Yoongi tepkimle arkasını döndü ve bana iki yıldır anlattığı platoniğini de görmüş oldu.

Kim Nam-joon,Kim Seok-jin,Jeon Jung-Kook yani bana dün aniden istek atan kişi ve Park Jimin yani Yoongi'nin imkansız aşkı.

Dördü bize doğru gelirken Yoongi bana tekrar dönmüştü.

"Kaçalım."dedi tatlı bir panikle.

Dediğine hafifçe güldüğümde çoktan yanımıza gelmişlerdi.

Jungkook kolunu kendinden kısa Jimin'e atmış ve fısıldaşarak konuşuyorlardı.Oldukça yakın gözüküyorlardı.

Nam-joon sorarcasına "Kim Taehyung?" dedi.

"Evet?"dedim.Anlam veremiyordum.

Önceden ne bir konuşmuşluğumuz ya da görüşmüşlüğümüz olmuştu.

"Fotoğrafçılık kulübüne katılmaya be dersin?"

"Hayır."dedim saçma birşey söylediğini düşünerek.

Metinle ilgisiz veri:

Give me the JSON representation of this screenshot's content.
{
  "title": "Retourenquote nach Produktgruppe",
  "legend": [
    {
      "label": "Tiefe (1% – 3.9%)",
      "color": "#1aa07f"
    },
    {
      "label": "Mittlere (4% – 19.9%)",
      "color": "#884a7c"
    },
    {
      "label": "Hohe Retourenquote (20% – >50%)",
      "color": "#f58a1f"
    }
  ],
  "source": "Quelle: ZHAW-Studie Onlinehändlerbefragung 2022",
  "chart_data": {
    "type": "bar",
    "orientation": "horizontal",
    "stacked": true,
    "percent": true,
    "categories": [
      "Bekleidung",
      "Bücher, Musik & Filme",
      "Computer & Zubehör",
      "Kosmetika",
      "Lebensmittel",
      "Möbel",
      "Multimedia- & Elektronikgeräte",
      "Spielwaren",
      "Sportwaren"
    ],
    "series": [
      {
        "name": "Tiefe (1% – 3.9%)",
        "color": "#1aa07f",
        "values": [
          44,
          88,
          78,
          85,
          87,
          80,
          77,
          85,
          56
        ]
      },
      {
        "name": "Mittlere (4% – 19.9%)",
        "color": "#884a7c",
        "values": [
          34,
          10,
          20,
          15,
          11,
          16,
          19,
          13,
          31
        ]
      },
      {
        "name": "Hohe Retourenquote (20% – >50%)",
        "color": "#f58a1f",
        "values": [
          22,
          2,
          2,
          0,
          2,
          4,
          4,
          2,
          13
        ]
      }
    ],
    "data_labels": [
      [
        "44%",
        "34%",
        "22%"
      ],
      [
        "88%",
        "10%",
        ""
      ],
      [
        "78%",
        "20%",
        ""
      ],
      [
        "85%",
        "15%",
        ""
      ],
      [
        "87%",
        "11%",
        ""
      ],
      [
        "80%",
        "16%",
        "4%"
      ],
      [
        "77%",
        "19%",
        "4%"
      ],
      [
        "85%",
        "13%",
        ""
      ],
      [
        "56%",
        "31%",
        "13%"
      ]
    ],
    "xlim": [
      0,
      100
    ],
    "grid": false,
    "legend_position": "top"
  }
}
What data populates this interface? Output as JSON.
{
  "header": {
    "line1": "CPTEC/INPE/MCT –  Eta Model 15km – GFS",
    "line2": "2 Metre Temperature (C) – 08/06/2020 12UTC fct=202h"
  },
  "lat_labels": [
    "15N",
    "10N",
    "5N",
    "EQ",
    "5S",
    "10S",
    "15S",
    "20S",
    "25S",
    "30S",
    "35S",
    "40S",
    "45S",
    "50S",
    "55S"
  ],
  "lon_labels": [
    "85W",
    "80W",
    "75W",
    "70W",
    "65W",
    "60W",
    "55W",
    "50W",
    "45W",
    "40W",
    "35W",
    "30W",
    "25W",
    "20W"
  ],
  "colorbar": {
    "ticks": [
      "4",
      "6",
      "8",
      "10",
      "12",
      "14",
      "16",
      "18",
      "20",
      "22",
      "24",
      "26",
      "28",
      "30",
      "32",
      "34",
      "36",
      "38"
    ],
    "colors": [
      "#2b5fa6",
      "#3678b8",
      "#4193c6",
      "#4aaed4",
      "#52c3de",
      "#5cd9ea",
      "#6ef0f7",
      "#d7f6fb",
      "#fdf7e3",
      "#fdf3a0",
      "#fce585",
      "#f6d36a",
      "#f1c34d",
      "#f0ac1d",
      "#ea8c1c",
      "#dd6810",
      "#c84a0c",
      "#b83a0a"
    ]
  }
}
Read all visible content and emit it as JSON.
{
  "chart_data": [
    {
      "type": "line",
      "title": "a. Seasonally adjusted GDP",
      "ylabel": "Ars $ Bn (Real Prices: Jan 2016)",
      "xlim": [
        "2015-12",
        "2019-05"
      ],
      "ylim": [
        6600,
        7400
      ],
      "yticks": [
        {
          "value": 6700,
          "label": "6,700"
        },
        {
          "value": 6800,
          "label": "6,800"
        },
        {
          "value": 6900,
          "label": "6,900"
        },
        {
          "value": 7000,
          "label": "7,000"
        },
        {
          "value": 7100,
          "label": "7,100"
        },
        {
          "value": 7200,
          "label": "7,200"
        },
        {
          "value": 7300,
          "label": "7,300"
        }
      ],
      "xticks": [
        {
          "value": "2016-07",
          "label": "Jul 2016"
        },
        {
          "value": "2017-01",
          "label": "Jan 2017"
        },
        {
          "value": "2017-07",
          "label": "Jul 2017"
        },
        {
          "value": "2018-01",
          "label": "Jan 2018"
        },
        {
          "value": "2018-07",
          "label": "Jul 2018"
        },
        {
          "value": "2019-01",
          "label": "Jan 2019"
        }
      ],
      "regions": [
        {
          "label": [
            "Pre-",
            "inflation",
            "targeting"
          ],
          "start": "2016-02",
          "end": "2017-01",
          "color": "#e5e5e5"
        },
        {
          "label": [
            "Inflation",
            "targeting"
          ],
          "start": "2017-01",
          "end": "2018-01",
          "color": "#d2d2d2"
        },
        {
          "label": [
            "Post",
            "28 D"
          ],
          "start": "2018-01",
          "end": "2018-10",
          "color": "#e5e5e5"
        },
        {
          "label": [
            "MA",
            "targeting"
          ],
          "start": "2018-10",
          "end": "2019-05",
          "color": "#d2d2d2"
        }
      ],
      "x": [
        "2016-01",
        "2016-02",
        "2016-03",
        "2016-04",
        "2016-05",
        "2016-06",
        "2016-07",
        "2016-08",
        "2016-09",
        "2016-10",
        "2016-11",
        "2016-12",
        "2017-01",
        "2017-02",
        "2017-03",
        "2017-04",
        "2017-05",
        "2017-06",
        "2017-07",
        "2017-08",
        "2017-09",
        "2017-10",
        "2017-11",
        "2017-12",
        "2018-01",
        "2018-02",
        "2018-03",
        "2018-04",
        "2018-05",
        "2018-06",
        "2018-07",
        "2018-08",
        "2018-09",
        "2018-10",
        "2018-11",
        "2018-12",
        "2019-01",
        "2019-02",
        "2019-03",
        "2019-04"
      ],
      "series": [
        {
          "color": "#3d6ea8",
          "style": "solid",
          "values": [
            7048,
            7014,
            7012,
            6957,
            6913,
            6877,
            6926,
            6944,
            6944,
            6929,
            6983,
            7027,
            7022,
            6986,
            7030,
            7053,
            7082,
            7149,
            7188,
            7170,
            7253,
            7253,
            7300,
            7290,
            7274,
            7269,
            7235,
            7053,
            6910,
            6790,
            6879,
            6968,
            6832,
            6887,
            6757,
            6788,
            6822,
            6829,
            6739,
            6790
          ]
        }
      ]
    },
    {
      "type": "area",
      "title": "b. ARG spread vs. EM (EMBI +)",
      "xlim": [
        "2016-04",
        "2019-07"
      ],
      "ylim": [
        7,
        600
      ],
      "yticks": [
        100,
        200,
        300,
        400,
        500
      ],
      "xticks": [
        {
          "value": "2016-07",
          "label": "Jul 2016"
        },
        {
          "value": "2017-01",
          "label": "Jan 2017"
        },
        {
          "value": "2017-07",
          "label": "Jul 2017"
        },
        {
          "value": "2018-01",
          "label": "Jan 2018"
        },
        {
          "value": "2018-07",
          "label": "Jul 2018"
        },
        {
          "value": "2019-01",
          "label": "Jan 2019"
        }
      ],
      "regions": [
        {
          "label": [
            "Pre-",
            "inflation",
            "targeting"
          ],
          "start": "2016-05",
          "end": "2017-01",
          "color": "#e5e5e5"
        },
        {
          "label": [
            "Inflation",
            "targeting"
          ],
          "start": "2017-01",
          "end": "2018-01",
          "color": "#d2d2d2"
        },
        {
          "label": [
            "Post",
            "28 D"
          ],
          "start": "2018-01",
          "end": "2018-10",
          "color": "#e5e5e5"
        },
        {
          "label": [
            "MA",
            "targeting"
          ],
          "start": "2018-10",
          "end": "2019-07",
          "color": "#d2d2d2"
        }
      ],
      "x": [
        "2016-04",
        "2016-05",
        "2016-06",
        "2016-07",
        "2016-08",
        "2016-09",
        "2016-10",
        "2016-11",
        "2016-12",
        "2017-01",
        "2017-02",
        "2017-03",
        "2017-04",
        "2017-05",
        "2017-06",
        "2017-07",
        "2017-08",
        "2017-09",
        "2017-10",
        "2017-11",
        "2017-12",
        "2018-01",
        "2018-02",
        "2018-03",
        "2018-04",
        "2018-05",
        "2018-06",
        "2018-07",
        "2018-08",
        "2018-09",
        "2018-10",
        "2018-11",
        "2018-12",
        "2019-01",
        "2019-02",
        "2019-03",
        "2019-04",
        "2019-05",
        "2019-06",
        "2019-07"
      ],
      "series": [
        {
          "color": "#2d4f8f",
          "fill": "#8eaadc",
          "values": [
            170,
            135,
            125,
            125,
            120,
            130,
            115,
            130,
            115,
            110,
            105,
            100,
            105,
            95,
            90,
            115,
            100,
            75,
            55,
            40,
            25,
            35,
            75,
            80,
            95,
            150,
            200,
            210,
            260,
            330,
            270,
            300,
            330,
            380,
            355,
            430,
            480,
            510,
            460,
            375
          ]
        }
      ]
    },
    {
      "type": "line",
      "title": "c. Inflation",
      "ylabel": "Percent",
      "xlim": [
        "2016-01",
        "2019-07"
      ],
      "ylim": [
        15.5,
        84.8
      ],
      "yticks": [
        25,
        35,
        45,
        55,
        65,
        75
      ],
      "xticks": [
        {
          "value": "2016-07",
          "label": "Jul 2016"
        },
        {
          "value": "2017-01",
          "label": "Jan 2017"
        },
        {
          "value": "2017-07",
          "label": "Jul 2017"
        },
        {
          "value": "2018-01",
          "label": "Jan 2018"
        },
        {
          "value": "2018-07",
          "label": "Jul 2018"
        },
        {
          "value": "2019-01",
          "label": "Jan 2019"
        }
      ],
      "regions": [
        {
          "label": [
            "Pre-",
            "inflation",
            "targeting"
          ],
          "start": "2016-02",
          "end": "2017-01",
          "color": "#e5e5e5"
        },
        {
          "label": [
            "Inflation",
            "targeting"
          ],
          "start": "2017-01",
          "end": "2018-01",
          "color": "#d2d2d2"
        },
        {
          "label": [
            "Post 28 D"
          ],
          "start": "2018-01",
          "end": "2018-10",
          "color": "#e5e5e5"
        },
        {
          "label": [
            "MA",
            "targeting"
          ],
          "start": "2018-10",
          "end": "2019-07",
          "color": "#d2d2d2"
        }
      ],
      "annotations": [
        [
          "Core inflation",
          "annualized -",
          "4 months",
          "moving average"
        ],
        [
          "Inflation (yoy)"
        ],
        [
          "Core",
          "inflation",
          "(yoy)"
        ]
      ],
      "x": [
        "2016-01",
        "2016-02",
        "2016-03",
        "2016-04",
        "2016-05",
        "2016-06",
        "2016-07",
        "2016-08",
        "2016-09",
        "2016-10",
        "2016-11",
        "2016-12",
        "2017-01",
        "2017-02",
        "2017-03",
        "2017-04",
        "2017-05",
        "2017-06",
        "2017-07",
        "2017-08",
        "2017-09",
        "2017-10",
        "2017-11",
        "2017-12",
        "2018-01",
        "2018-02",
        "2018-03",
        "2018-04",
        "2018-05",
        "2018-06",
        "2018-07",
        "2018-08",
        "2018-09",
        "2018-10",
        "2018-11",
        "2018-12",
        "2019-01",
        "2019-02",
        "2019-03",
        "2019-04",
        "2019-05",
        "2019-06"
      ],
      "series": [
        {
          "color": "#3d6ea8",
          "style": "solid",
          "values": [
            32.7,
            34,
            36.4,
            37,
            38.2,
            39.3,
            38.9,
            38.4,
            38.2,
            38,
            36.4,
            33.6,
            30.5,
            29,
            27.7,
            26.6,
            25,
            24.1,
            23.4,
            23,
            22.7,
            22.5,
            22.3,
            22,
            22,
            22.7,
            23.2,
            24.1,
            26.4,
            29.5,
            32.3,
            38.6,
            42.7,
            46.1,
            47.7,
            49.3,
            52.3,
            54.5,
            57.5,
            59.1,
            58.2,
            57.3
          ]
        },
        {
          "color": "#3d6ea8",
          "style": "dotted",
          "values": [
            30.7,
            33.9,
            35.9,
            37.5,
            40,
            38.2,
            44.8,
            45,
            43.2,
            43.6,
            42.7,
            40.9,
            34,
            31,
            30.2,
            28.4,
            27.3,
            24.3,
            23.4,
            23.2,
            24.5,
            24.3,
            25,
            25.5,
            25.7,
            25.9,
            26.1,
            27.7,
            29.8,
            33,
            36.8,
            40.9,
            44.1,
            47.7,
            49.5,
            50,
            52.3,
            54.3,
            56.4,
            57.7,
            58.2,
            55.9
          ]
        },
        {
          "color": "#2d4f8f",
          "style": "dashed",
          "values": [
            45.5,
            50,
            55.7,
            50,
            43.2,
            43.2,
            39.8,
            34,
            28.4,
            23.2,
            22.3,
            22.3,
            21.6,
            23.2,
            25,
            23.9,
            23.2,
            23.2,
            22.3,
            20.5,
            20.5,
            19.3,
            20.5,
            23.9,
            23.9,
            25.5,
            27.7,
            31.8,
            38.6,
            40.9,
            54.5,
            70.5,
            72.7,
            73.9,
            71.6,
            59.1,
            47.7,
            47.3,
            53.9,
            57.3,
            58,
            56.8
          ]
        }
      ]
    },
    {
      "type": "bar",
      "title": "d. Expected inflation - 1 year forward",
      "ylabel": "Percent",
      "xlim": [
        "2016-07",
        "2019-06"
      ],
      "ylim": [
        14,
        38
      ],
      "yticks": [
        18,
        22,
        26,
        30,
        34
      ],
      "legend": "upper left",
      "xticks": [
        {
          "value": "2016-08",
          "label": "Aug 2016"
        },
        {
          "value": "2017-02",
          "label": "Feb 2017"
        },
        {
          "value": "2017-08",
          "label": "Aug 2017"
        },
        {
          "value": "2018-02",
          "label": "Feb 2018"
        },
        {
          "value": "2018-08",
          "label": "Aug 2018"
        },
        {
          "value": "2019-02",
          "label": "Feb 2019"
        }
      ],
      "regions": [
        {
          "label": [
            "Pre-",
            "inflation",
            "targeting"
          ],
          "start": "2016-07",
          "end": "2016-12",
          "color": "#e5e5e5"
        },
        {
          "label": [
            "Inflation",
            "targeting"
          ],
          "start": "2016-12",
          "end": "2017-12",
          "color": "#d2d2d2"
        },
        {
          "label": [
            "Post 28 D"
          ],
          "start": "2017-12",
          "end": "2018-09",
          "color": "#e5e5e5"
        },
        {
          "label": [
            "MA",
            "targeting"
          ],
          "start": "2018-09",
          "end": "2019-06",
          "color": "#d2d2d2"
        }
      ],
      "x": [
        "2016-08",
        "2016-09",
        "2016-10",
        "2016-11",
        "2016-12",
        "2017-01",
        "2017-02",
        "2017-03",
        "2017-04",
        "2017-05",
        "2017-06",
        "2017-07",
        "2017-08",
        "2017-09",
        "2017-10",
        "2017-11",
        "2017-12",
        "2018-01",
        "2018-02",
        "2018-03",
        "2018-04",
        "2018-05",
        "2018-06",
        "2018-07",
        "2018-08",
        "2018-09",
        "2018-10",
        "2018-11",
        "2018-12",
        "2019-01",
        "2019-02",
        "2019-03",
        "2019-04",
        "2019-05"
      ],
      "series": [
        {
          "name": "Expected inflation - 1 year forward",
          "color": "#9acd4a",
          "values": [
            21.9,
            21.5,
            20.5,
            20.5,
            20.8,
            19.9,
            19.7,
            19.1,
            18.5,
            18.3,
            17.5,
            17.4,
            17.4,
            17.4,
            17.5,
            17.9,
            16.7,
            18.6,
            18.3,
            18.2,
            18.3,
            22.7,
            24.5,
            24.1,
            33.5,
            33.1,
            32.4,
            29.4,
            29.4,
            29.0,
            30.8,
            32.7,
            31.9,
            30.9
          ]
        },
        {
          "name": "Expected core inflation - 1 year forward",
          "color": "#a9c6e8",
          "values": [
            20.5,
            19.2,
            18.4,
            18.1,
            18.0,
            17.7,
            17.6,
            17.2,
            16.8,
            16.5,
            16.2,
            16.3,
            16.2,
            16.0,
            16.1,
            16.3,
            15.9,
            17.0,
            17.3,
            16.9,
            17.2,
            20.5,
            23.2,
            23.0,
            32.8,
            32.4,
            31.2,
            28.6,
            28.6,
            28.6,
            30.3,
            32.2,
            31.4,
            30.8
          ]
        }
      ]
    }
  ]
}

Jungkook'un bakışları bana dönmüştü fakat elleriyle hala sarı saçları okşuyordu.

Tepkime afallamıştı Nam-joon ve Seok-jin.

Seok-jin niye diye sorucakken sözünü kesmiş ve "Keyfi bilir." demişti Jungkook.

Ve yanındaki sarıyla önden ilerleyerek yürüdü.

Seok-jin gitmeden "Fotoğraflarla ilgilendiğini biliyoruz kulübün açılması için bir kişi daha lazım. Düşün derim."demiş ve Nam-joon'la diğer ikisinin peşinden gitmişti.

Yoongi'ye döndüğümde büyük ihtimalle sadece Jimin'e odaklanmıştı. Sıktığı yumruktan belliydi.

"Yavşak piç."dedi sinirle.

Kolumu omzuna atıp durağa doğru yürürken konuştum.

"Bende attım omzuna bu aşığız mı demek? Saçmalama sende."dedim teselli amaçlı.

"Aşığım Tae aşığım."diyerek bana sarıldı.

Kafasını boynuma gömüp ağladığında bende üzülmüştüm.

İlk defa yanımda böyle ağlıyordu. Gerçekten de o sarıyı seviyordu.

Bilgisayarıma gelen maille diziden çıktım.

Bilgilendirme metni:

İnsomnia teşhisiniz için ilk randevunuz saat 16.00'dadır.